Вот тебе и социализм! В разрезе цены рассматривать новинки электроники мне даже в голову не приходило. Точно знаю, что в будущем цветные «стекляшки» будут стоить «по рублю пучок», разве что особо яркие подешевели лишь недавно, когда их начали использовать для бытового освещения [270] .
– Это почем? – небрежно поинтересовался я.
– Сложно сказать, в СССР их попросту не делают вообще… – Алферов малость замялся. – Сам видел в зарубежных журналах по двести шестьдесят долларов.
– Сколько?!
На несколько секунд я лишился дара речи. Четверть штуки! Для двадцать первого века очень приличные деньги, как раз цена средненького смартфона. В тысяча девятьсот шестьдесят шестом году это… Черт, да подержанный кадиллак столько стоит!
– А можно с этого места помедленнее? – Я сбросил маску равнодушия. – На все светодиоды такой дикий прайс или некоторые цвета дешевле?
На противоположном конце ВЧ-провода повисла пауза. Похоже, опять я что-то не то ляпнул.
– А какие есть? – наконец спросил Алферов странным голосом.
– Точно можно найти красный, желтый и зеленый. – Я вспомнил давно разобранный парктроник RAVчика. И добавил уже в расчете на магнитолу: – Наверное, при необходимости достанем белый или голубой.
– А можно как-то получить хотя бы зеленый и желтый? – Не, я точно делаю что-то не то. Слова-то нормальные приходят по проводу из Ленинграда, вот только нет сомнений: скажи «да» – и ученый сорвется и побежит в Москву бегом, отбросив все дела на… Далеко в сторону.
– Думаю, это возможно. Мне нужно подумать до завтра. – Хоть цену себе малость набью, что ли. – Давайте перезвоню около полудня?

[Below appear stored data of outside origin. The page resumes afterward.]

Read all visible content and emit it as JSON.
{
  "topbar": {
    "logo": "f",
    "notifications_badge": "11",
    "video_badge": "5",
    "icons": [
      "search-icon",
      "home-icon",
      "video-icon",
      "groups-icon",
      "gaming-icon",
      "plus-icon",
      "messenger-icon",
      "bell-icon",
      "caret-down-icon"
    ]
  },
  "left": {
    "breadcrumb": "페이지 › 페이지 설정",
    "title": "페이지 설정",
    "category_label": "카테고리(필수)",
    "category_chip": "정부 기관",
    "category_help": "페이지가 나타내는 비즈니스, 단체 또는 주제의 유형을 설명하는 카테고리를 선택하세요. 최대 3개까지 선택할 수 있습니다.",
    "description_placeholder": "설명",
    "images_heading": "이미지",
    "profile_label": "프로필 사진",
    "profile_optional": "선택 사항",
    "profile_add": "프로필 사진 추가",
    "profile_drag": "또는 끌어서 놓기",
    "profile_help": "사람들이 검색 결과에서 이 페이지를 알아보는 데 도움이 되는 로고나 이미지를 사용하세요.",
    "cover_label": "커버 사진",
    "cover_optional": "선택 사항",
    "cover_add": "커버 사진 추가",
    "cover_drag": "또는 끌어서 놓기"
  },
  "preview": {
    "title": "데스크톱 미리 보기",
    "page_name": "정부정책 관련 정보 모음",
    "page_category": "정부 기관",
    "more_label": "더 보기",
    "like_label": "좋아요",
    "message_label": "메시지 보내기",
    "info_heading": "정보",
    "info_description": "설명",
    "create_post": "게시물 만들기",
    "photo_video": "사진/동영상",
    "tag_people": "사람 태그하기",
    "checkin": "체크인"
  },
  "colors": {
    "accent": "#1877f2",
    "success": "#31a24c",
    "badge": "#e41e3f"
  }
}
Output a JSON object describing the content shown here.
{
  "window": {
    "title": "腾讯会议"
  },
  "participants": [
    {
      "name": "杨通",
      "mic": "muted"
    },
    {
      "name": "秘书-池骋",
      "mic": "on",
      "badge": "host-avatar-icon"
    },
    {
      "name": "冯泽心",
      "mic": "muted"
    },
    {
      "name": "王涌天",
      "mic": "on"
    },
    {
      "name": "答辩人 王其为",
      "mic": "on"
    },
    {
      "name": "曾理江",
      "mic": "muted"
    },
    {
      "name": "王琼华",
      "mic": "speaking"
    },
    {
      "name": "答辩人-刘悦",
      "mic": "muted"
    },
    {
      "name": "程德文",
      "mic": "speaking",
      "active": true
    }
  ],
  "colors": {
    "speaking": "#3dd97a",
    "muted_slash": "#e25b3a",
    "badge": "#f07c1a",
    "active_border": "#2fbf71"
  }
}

– Хорошо! – Кажется, прямо мне в руку передались отчаянная дрожь радости предвкушения и одновременно страх недоверия. – Я… Мы все будем ждать с нетерпением!
Вот и поговорили. Че-о-орт! Какой идиот писал статью про светодиоды, которая попалась мне в прошлом году на даче Шелепина? Надо ведь было накорябать: «Открытие сделано, патент получен, перспективы грандиозные!» Ведь на самом-то деле все явно не так!
– Доктора! – крикнул я, вывалившись в приемную. – Шучу! – вовремя остановил вскинувшуюся секретаршу. – Найди мне срочно Федора! Пора директора лечить от прогрессирующего технического склероза!
Собственно, дальше началась рутина. Специалист мне быстро объяснил, что светодиоды красного цвета действительно придумали пяток лет назад где-то в Америке [271] . Иных вариантов природе пока неизвестно [272] . Делают их штучно, скорее как баловство. Так что подобную лабораторную игрушку Федор в руках еще ни разу не держал.